Ale zanim ktokolwiek będzie w stanie spojrzeć na zagadnienia Wyboru i Potępienia w sposób rozumny, musi najpierw całkowicie pozbyć się fałszywego i zaślepiającego poglądu, że wybór oznacza „wybranie do pójścia do nieba”, a potępienie oznacza „wybranie do pójścia na wieczne męki”. Słowa te nie mają żadnego takiego znaczenia. Bóg stosuje zasadę sprawiedliwości nie tylko względem swoich stworzeń w prawach rządzących nimi, ale stosuje ją tak samo do siebie; stąd byłoby to niesprawiedliwe i niemożliwe, aby Bóg wybrał, wyselekcjonował lub obrał osobę niegodną nieba, tak jak byłoby dla Niego niesprawiedliwe, by torturował prawą osobę. Co więcej, nie zajęcie określonego urzędu lub stanowiska nie sugeruje, że ten niewybrany jest całkowicie niepożądany, a jedynie, że nie został wybrany do tego konkretnego urzędu lub stanowiska, dla którego dokonuje się wybór.

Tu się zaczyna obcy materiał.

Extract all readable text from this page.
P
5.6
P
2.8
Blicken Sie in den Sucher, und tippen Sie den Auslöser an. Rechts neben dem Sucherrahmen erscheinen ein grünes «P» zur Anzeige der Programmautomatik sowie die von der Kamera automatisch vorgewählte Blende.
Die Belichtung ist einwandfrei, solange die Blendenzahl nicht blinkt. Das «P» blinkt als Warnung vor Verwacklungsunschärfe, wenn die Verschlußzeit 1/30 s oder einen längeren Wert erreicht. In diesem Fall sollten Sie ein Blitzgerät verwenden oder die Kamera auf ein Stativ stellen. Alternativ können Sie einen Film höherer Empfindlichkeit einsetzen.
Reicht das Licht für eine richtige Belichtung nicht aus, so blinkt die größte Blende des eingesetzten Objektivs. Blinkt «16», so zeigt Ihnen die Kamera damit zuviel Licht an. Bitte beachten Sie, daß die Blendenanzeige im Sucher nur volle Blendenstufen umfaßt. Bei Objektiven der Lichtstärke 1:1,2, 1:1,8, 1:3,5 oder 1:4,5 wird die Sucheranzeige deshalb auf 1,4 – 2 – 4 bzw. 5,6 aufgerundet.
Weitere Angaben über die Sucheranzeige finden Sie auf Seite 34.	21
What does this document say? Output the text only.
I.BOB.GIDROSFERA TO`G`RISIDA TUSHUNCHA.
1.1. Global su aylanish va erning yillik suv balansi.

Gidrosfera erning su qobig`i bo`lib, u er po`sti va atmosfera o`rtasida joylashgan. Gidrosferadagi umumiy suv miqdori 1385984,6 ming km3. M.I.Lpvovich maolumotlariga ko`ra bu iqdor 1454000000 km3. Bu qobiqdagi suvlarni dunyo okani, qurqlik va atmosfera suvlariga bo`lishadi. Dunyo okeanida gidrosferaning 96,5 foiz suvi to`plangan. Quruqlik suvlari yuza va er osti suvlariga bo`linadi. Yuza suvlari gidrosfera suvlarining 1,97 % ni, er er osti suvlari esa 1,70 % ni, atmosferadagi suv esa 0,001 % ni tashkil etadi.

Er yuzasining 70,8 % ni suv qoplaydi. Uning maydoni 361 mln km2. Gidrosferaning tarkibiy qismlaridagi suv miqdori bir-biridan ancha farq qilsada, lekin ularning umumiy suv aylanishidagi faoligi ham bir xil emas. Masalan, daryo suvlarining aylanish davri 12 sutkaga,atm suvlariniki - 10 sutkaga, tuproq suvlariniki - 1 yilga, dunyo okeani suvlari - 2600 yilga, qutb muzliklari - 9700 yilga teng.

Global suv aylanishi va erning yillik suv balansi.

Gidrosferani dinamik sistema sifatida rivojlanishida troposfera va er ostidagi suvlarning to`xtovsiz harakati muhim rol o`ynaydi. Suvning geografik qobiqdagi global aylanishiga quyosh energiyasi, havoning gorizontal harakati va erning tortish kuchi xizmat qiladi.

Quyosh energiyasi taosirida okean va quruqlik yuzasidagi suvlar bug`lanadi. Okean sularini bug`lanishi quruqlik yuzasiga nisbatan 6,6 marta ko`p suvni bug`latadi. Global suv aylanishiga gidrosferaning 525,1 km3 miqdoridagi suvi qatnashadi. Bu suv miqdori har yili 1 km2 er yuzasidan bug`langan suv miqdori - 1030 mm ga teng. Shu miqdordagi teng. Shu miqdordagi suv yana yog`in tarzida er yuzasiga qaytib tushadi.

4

Ponieważ Bóg jest dobry i wszystkie Jego plany są mądre oraz dobroczynne, wynika z tego, że bycie wybranym przez Niego do wykonania jakiejkolwiek części Jego planu jest zaszczytem i łaską. Zatem Bóg, zamierzywszy odkupienie ludzkości spod przekleństwa, i w konsekwencji podniesienie czyli naprawienie wszystkich rzeczy (Dz. Ap. 3:19,21), nie tylko przepowiedział to, ale także rozpoczął przygotowania do tej restytucji. Zgodnie z tym, zamierzywszy, że restytucja powinna być dokonana za pomocą „Królestwa Bożego”, czyli rządu ziemi w harmonii z Jego prawami, a także ustaliwszy z góry, że to Królestwo powinno składać się z dwóch części, ludzkiej i duchowej, rozpoczął swoje przygotowania przez wybieranie pierwszej cielesnej lub ludzkiej części zamierzonego, i jak dotychczas przyszłego Królestwa.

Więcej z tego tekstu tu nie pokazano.